No processo em que se decretou a insolvência de ... 2 – Obras Públicas e Engenharia, Ldª, foi apresentada a proposta de plano de insolvência, con­forme o disposto nos artigos 209º e 212º do CIRE (Código de Insolvência e Recuperação de Empresas, aprovado pelo DL 53/2004, de 18/3, e alterações subsequentes), prevendo o seguinte em relação ao credor Fazenda Nacional:

“IV – Conteúdo do Plano (artigo 195.º do CIRE)

4.1 – O plano de insolvência deve indicar claramente as alterações dele decorrentes para as posições jurídicas dos cre­dores da insolvência.

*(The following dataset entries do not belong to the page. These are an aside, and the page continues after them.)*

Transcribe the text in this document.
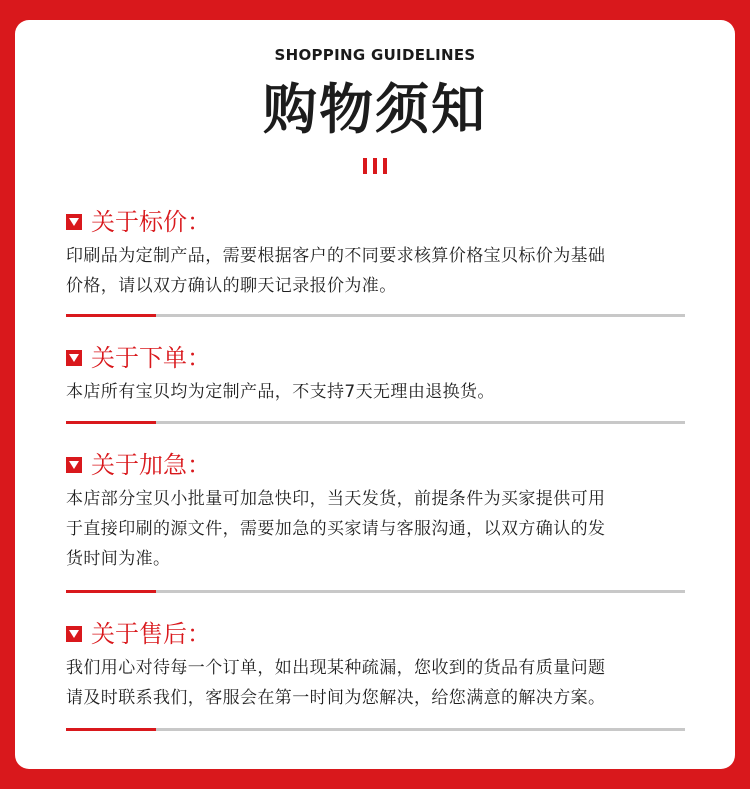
SHOPPING GUIDELINES
购物须知
关于标价：
印刷品为定制产品，需要根据客户的不同要求核算价格宝贝标价为基础
价格，请以双方确认的聊天记录报价为准。
关于下单：
本店所有宝贝均为定制产品，不支持7天无理由退换货。
关于加急：
本店部分宝贝小批量可加急快印，当天发货，前提条件为买家提供可用
于直接印刷的源文件，需要加急的买家请与客服沟通，以双方确认的发
货时间为准。
关于售后：
我们用心对待每一个订单，如出现某种疏漏，您收到的货品有质量问题
请及时联系我们，客服会在第一时间为您解决，给您满意的解决方案。
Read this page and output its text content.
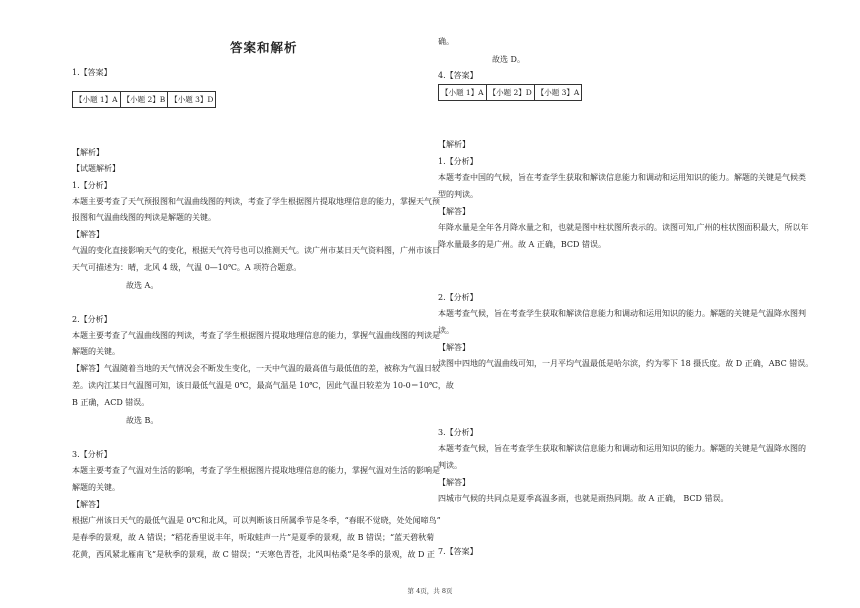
答案和解析
1.【答案】
【小题 1】A	【小题 2】B	【小题 3】D
【解析】
【试题解析】
1.【分析】
本题主要考查了天气预报图和气温曲线图的判读，考查了学生根据图片提取地理信息的能力，掌握天气预
报图和气温曲线图的判读是解题的关键。
【解答】
气温的变化直接影响天气的变化，根据天气符号也可以推测天气。读广州市某日天气资料图，广州市该日
天气可描述为：晴，北风 4 级，气温 0—10℃。A 项符合题意。
故选 A。
2.【分析】
本题主要考查了气温曲线图的判读，考查了学生根据图片提取地理信息的能力，掌握气温曲线图的判读是
解题的关键。
【解答】气温随着当地的天气情况会不断发生变化，一天中气温的最高值与最低值的差，被称为气温日较
差。读内江某日气温图可知，该日最低气温是 0℃，最高气温是 10℃，因此气温日较差为 10-0＝10℃，故
B 正确，ACD 错误。
故选 B。
3.【分析】
本题主要考查了气温对生活的影响，考查了学生根据图片提取地理信息的能力，掌握气温对生活的影响是
解题的关键。
【解答】
根据广州该日天气的最低气温是 0℃和北风，可以判断该日所属季节是冬季，“春眠不觉晓，处处闻啼鸟”
是春季的景观，故 A 错误；“稻花香里说丰年，听取蛙声一片”是夏季的景观，故 B 错误；“蓝天碧秋菊
花黄，西风紧北雁南飞”是秋季的景观，故 C 错误；“天寒色青苍，北风叫枯桑”是冬季的景观，故 D 正
确。
故选 D。
4.【答案】
【小题 1】A	【小题 2】D	【小题 3】A
【解析】
1.【分析】
本题考查中国的气候，旨在考查学生获取和解读信息能力和调动和运用知识的能力。解题的关键是气候类
型的判读。
【解答】
年降水量是全年各月降水量之和，也就是图中柱状图所表示的。读图可知,广州的柱状图面积最大，所以年
降水量最多的是广州。故 A 正确，BCD 错误。
2.【分析】
本题考查气候，旨在考查学生获取和解读信息能力和调动和运用知识的能力。解题的关键是气温降水图判
读。
【解答】
读图中四地的气温曲线可知，一月平均气温最低是哈尔滨，约为零下 18 摄氏度。故 D 正确，ABC 错误。
3.【分析】
本题考查气候，旨在考查学生获取和解读信息能力和调动和运用知识的能力。解题的关键是气温降水图的
判读。
【解答】
四城市气候的共同点是夏季高温多雨，也就是雨热同期。故 A 正确， BCD 错误。
7.【答案】
第 4页，共 8页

Os credores da insolvência registarão as seguintes alterações:

4.1.1 – Credores Privilegiados e Garantidos

4.1.1.1 – Credores Privilegiados – Estado/Fazenda Nacional

Valor indicado pelo devedor: 15.744,71 euros

Plano de Regularização: aceita-se, como pagamento de créditos sobre a insolvência, a compensação já efec­tuada em sede de IVA pela administração fiscal, nos termos do Código de Procedimento e de Processo Tri­butário (CPPT), nomea­damente do artigo 196º e seguintes.

Isto porque, à data da apresentação da Proposta de Plano de Insolvência, a Administração Fiscal, já pro­cedeu ao recebimento do referido valor, por compensação do IVA a recuperar. Em consequência, não são conhecidas dívidas à Fazenda Nacional.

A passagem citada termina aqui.